Et puis le voisin qui, alors qu'elle a 9 ans, la viole, pendant un an. « J'étais une enfant, et puis je ne l'étais plus », écrit-elle. Sa passion pour les chevaux requiert de l'argent, les études sont trop chères, malgré une bourse due à ses bonnes notes, et le striptease rapporte davantage, au point qu'elle tire un trait sur l'université. Elle passe à la photo nue, au porno, qui paie mieux. Elle réussit. À 23 ans, elle écrit ses films, passe derrière la caméra, « la plus jeune réalisatrice de films pour adultes », se rengorge-t-elle. Elle gagne des prix, qui ont de la valeur dans son milieu.

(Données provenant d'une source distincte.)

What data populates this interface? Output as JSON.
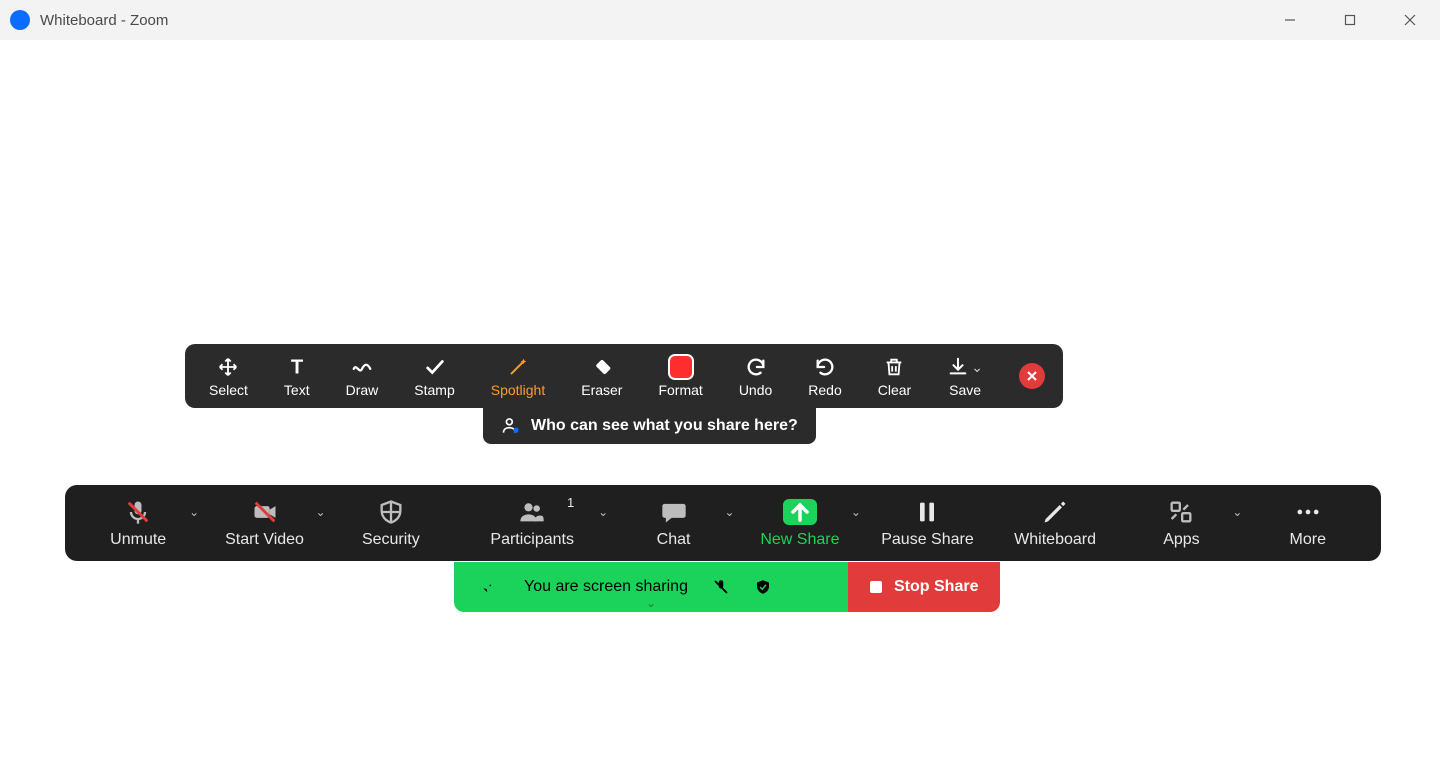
{
  "window": {
    "title": "Whiteboard - Zoom"
  },
  "annotation_toolbar": {
    "select": "Select",
    "text": "Text",
    "draw": "Draw",
    "stamp": "Stamp",
    "spotlight": "Spotlight",
    "eraser": "Eraser",
    "format": "Format",
    "undo": "Undo",
    "redo": "Redo",
    "clear": "Clear",
    "save": "Save",
    "format_color": "#ff2d2d",
    "active": "spotlight"
  },
  "share_tip": "Who can see what you share here?",
  "meeting_bar": {
    "unmute": "Unmute",
    "start_video": "Start Video",
    "security": "Security",
    "participants": "Participants",
    "participants_count": "1",
    "chat": "Chat",
    "new_share": "New Share",
    "pause_share": "Pause Share",
    "whiteboard": "Whiteboard",
    "apps": "Apps",
    "more": "More"
  },
  "share_banner": {
    "status": "You are screen sharing",
    "stop": "Stop Share"
  }
}
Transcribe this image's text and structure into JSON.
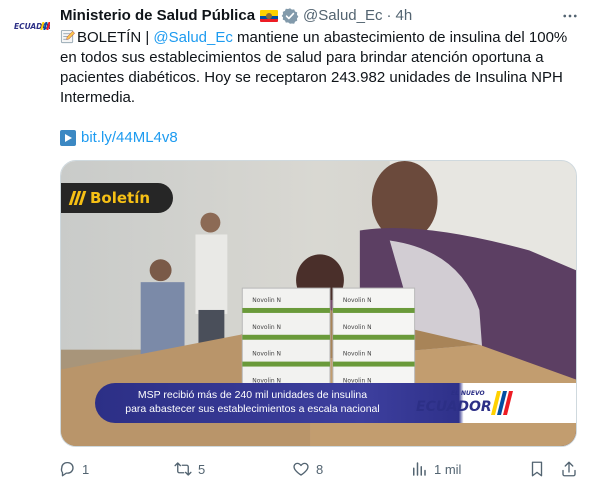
{
  "tweet": {
    "author_name": "Ministerio de Salud Pública",
    "handle": "@Salud_Ec",
    "separator": "·",
    "time": "4h",
    "avatar_text": "ECUADOR",
    "text_prefix": "BOLETÍN | ",
    "mention": "@Salud_Ec",
    "text_body": " mantiene un abastecimiento de insulina del 100% en todos sus establecimientos de salud para brindar atención oportuna a pacientes diabéticos. Hoy se receptaron 243.982 unidades de Insulina NPH Intermedia.",
    "link": "bit.ly/44ML4v8"
  },
  "media": {
    "badge_label": "Boletín",
    "caption_line1": "MSP recibió más de 240 mil unidades de insulina",
    "caption_line2": "para abastecer sus establecimientos a escala nacional",
    "logo_small": "EL NUEVO",
    "logo_main": "ECUADOR",
    "box_label": "Novolin N",
    "colors": {
      "badge_yellow": "#f6c015",
      "caption_blue": "#2c2f86"
    }
  },
  "actions": {
    "reply_count": "1",
    "retweet_count": "5",
    "like_count": "8",
    "views_count": "1 mil"
  },
  "icons": {
    "verified": "verified-badge-icon",
    "more": "more-icon",
    "reply": "reply-icon",
    "retweet": "retweet-icon",
    "like": "heart-icon",
    "views": "views-icon",
    "bookmark": "bookmark-icon",
    "share": "share-icon"
  }
}
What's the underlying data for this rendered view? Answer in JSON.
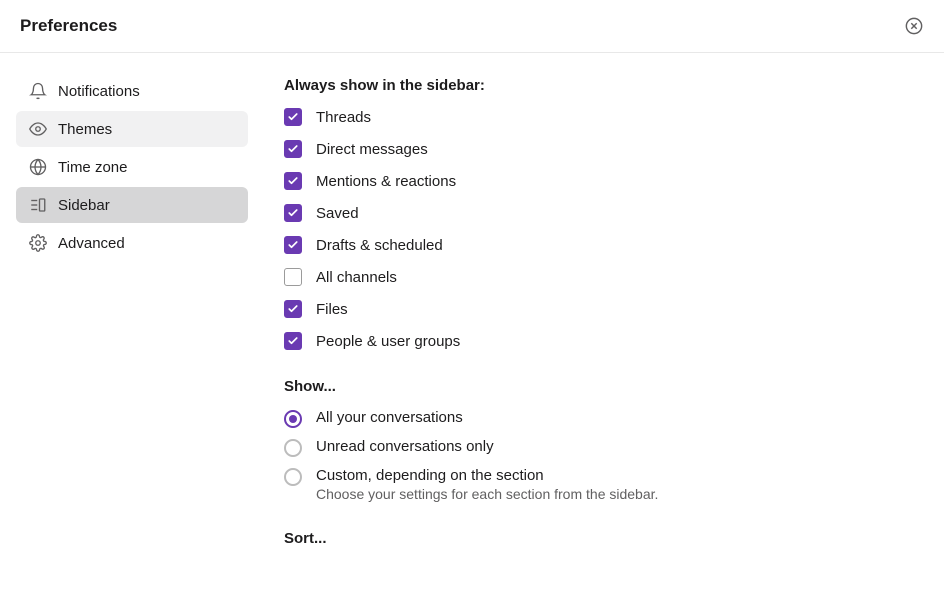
{
  "header": {
    "title": "Preferences"
  },
  "nav": {
    "items": [
      {
        "label": "Notifications",
        "icon": "bell"
      },
      {
        "label": "Themes",
        "icon": "eye"
      },
      {
        "label": "Time zone",
        "icon": "globe"
      },
      {
        "label": "Sidebar",
        "icon": "sidebar"
      },
      {
        "label": "Advanced",
        "icon": "gear"
      }
    ],
    "activeIndex": 3,
    "hoverIndex": 1
  },
  "content": {
    "alwaysShow": {
      "heading": "Always show in the sidebar:",
      "items": [
        {
          "label": "Threads",
          "checked": true
        },
        {
          "label": "Direct messages",
          "checked": true
        },
        {
          "label": "Mentions & reactions",
          "checked": true
        },
        {
          "label": "Saved",
          "checked": true
        },
        {
          "label": "Drafts & scheduled",
          "checked": true
        },
        {
          "label": "All channels",
          "checked": false
        },
        {
          "label": "Files",
          "checked": true
        },
        {
          "label": "People & user groups",
          "checked": true
        }
      ]
    },
    "show": {
      "heading": "Show...",
      "options": [
        {
          "label": "All your conversations",
          "selected": true
        },
        {
          "label": "Unread conversations only",
          "selected": false
        },
        {
          "label": "Custom, depending on the section",
          "selected": false,
          "description": "Choose your settings for each section from the sidebar."
        }
      ]
    },
    "sort": {
      "heading": "Sort..."
    }
  }
}
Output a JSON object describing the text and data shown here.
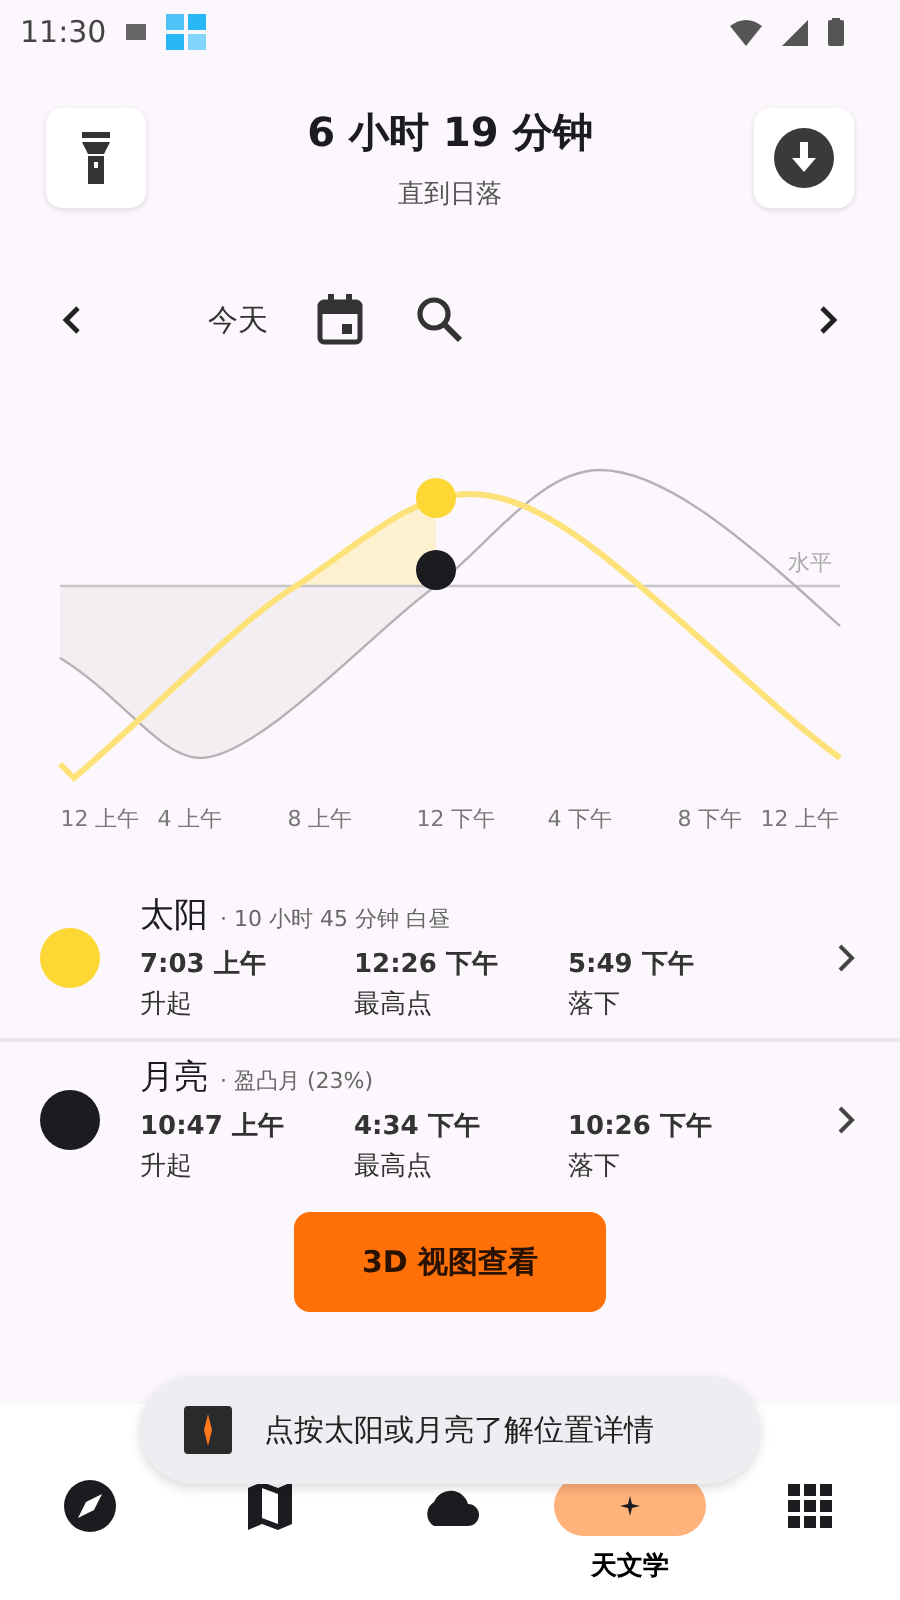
{
  "status_bar": {
    "time": "11:30"
  },
  "header": {
    "title": "6 小时 19 分钟",
    "subtitle": "直到日落"
  },
  "date_nav": {
    "label": "今天"
  },
  "chart": {
    "horizon_label": "水平",
    "time_labels": [
      "12 上午",
      "4 上午",
      "8 上午",
      "12 下午",
      "4 下午",
      "8 下午",
      "12 上午"
    ]
  },
  "bodies": [
    {
      "name": "太阳",
      "detail": "· 10 小时 45 分钟 白昼",
      "color": "#fdd835",
      "events": [
        {
          "time": "7:03 上午",
          "label": "升起"
        },
        {
          "time": "12:26 下午",
          "label": "最高点"
        },
        {
          "time": "5:49 下午",
          "label": "落下"
        }
      ]
    },
    {
      "name": "月亮",
      "detail": "· 盈凸月 (23%)",
      "color": "#1c1b1f",
      "events": [
        {
          "time": "10:47 上午",
          "label": "升起"
        },
        {
          "time": "4:34 下午",
          "label": "最高点"
        },
        {
          "time": "10:26 下午",
          "label": "落下"
        }
      ]
    }
  ],
  "view_3d_button": "3D 视图查看",
  "toast": "点按太阳或月亮了解位置详情",
  "bottom_nav": [
    {
      "kind": "compass",
      "selected": false
    },
    {
      "kind": "map",
      "selected": false
    },
    {
      "kind": "cloud",
      "selected": false
    },
    {
      "kind": "astronomy",
      "label": "天文学",
      "selected": true
    },
    {
      "kind": "apps",
      "selected": false
    }
  ]
}
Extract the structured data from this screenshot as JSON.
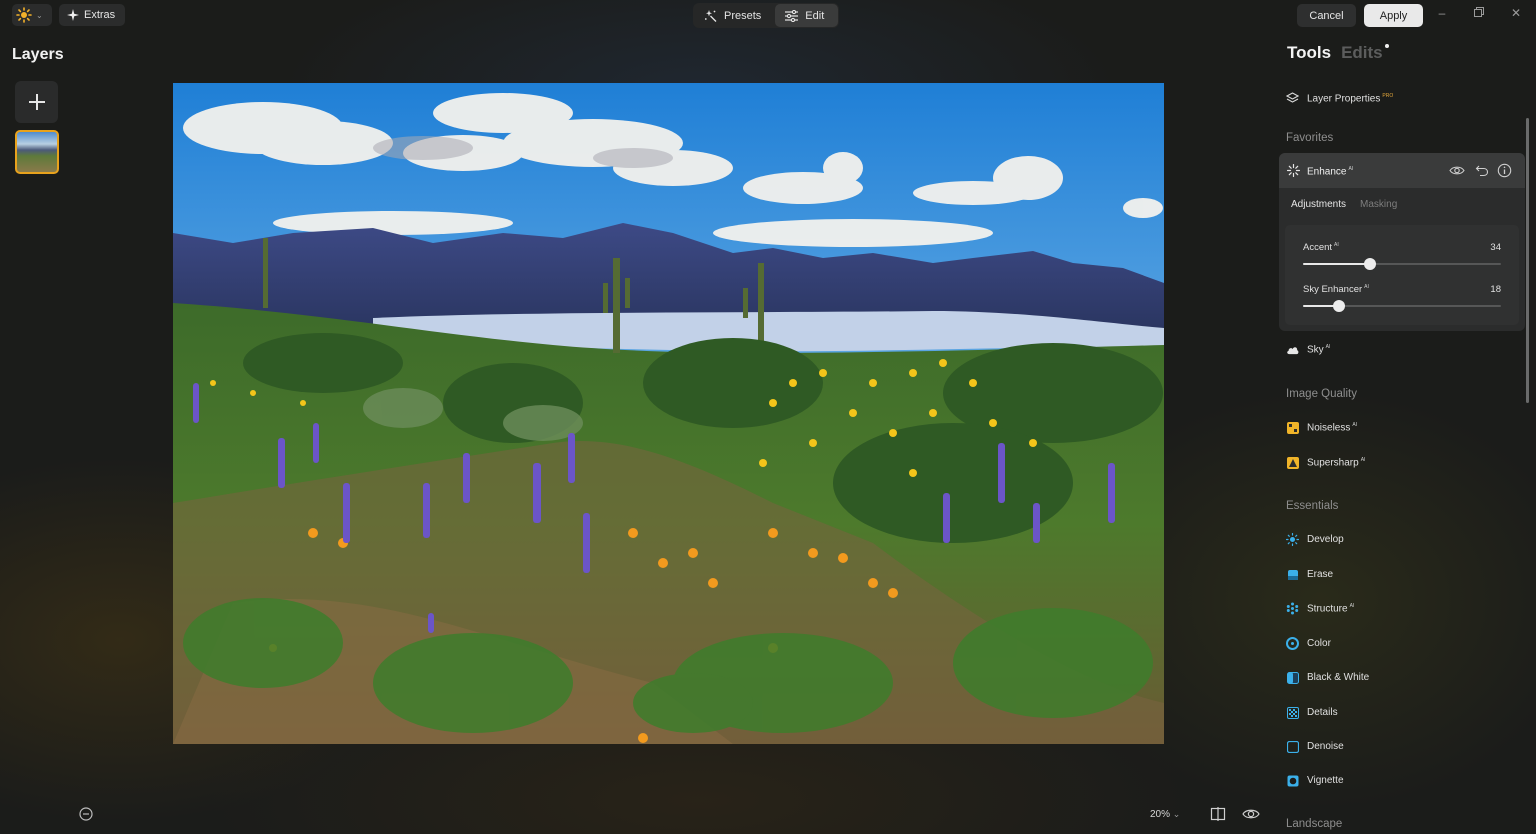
{
  "topbar": {
    "extras_label": "Extras",
    "presets_label": "Presets",
    "edit_label": "Edit",
    "cancel_label": "Cancel",
    "apply_label": "Apply",
    "minimize_icon": "minimize-icon",
    "restore_icon": "restore-icon",
    "close_icon": "close-icon"
  },
  "layers": {
    "title": "Layers",
    "add_icon": "plus-icon"
  },
  "canvas": {
    "zoom": "20%"
  },
  "right_panel": {
    "tab_tools": "Tools",
    "tab_edits": "Edits",
    "layer_properties": {
      "label": "Layer Properties",
      "badge": "PRO"
    },
    "favorites_label": "Favorites",
    "enhance": {
      "title": "Enhance",
      "badge": "AI",
      "tab_adjustments": "Adjustments",
      "tab_masking": "Masking",
      "sliders": [
        {
          "label": "Accent",
          "badge": "AI",
          "value": "34",
          "max": 100
        },
        {
          "label": "Sky Enhancer",
          "badge": "AI",
          "value": "18",
          "max": 100
        }
      ]
    },
    "sky": {
      "label": "Sky",
      "badge": "AI"
    },
    "image_quality_label": "Image Quality",
    "noiseless": {
      "label": "Noiseless",
      "badge": "AI"
    },
    "supersharp": {
      "label": "Supersharp",
      "badge": "AI"
    },
    "essentials_label": "Essentials",
    "essentials": [
      {
        "label": "Develop",
        "badge": ""
      },
      {
        "label": "Erase",
        "badge": ""
      },
      {
        "label": "Structure",
        "badge": "AI"
      },
      {
        "label": "Color",
        "badge": ""
      },
      {
        "label": "Black & White",
        "badge": ""
      },
      {
        "label": "Details",
        "badge": ""
      },
      {
        "label": "Denoise",
        "badge": ""
      },
      {
        "label": "Vignette",
        "badge": ""
      }
    ],
    "landscape_label": "Landscape"
  },
  "colors": {
    "accent": "#e8a21d",
    "develop_icon": "#3bb0ea",
    "apply_bg": "#e9e9e9"
  }
}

Puis arrive ce jour de juillet 2006, lors d'un championnat de golf à Lake Tahoe, en Californie, où sa maison de production a « sponsorisé un trou ». (Elle rit : « Je sais, c'est marrant pour une boîte de porno. ») Elle parle en agitant ses bras tatoués et adopte une moue gênée quand elle jure – on est tout de même au tribunal. « Les filles devaient parler aux célébrités » qui participaient, « leur donner des cadeaux », puisque, selon une règle immuable, « quand les gens deviennent riches, on leur donne des trucs gratuits ».
Parmi les invités figure Donald Trump, qui s'étonne qu'elle ne soit pas qu'actrice. « Il m'a appelée “la maligne” », se rappelle-t-elle. Quel âge avait-elle, demande Susan Hoffinger ? « 27 ans. » Et Donald Trump ? « Assez pour être mon père… à peu près 60 ans. » Quand son garde du corps lui transmet que « M. Trump souhaiterait savoir si elle voudrait le rejoindre pour dîner », elle pense : « F… no ! » (un Fuck qu'elle n'ose pas formuler). Son manager la convainc d'y aller.
Le récit de la soirée, dans son livre comme à la barre, est stupéfiant. Une fois à l'accueil de son hôtel, elle appelle le garde du corps, qui lui dit de monter au penthouse. La suite est immense : « trois fois la taille de mon appartement », décrit-elle. Donald Trump est en pyjama de soie noire. Elle exige qu'il s'habille, il s'exécute. Puis parle de lui, et ceux qui sont allés à ses meetings connaissent ces tunnels où il déblatère, sans filtre et sans fin. Ulcérée (et affamée), elle lui demande : « Mais ça marche, ça, d'habitude ? Vous êtes tellement peu sûr de vous que vous crânez tout le temps, ou vous êtes juste un énorme connard ? » Il l'écoute, abasourdi, dire qu'il mérite une bonne fessée, avec un magazine qu'il vient de lui montrer, où il est en couverture. Il se tourne, baisse « un peu » son pantalon. Elle donne la fessée au futur 45e président des États-Unis.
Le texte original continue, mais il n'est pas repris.